When I'm at work... Idk some days I would love to just be assigned to a one person job away from everyone else. (Antisocial days... I guess) Mostly I'm bothered when coworkers are making plans to hang out outside of work right in front of me... People I thought I'd been getting along with, sharing common interests, having interesting discussions... For years. And yet, I'm never invited to spend time with them outside of work. Or when you share contact information with someone you thought you were friends with and they never message you. (Twice that happened, one quit, not because of me, and the other is on a different shift, I was on it too while I was in school) It makes me feel like I'm just something they have to tolerate while they're there.
Though I suppose socializing outside of work backfires sometimes. There was a group of girls who would go out drinking every weekend, and it never failed... Every week they would bring in some fresh drama to spread around, usually putting one of them on the outs with the rest of the group. Some idiots never get out of that high school clique mindset.
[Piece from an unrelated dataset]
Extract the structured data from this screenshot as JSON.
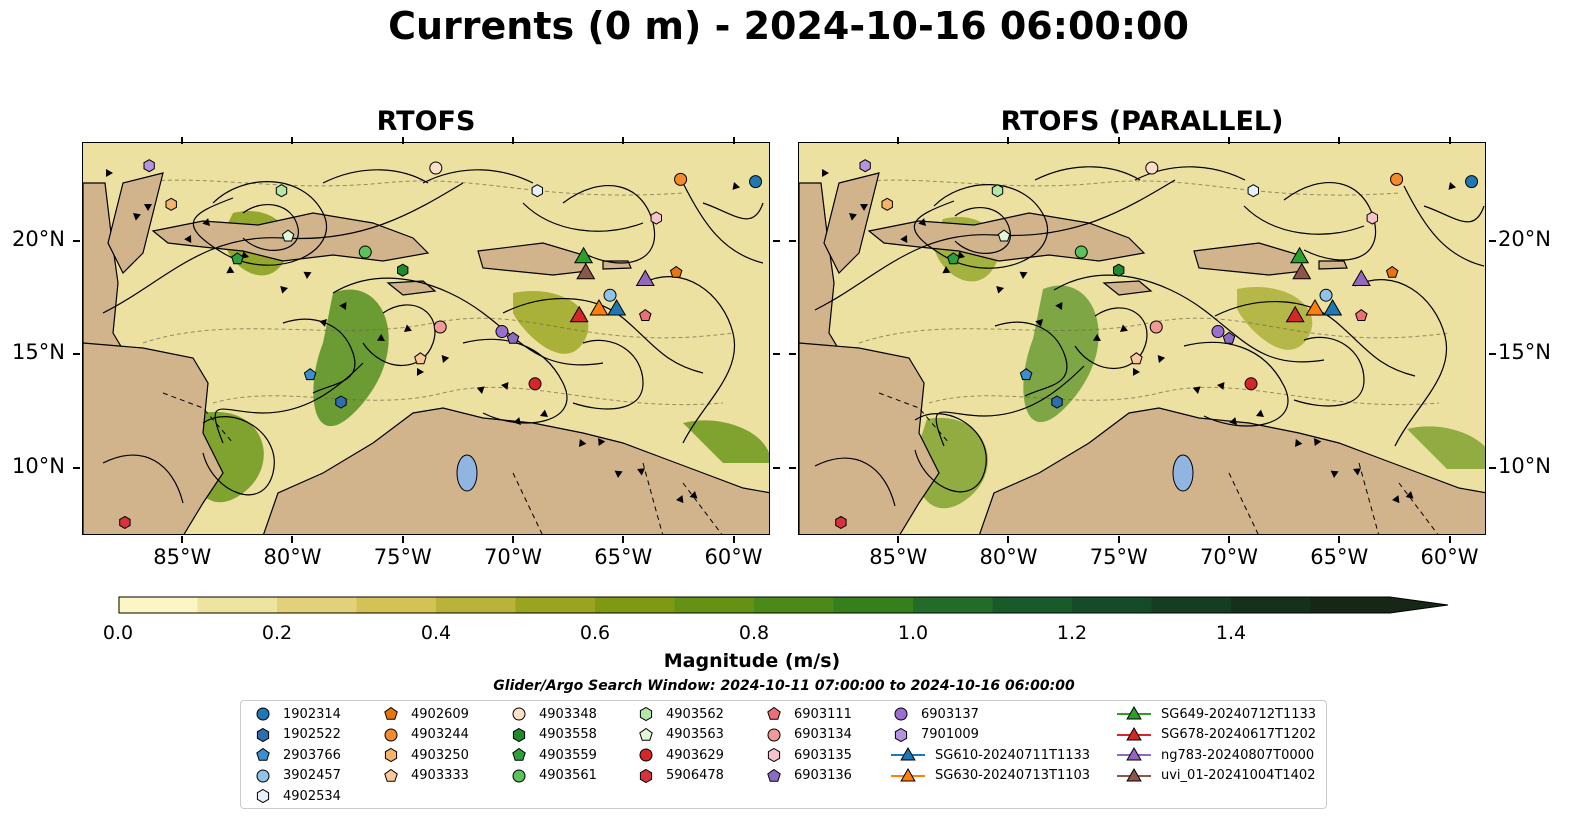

When my dad retired from the same factory, there were people asking about him for quite a while, some still do occasionally... Some are just nosy (people love to gossip) but I know some actually thought of him as a friend. He'll never talk to them again unless he randomly runs into them somewhere... Was the same with his other job. People he knew for 30+ years and they might as well be strangers now. Maybe some relationships just can't ever go past the acquaintance stage.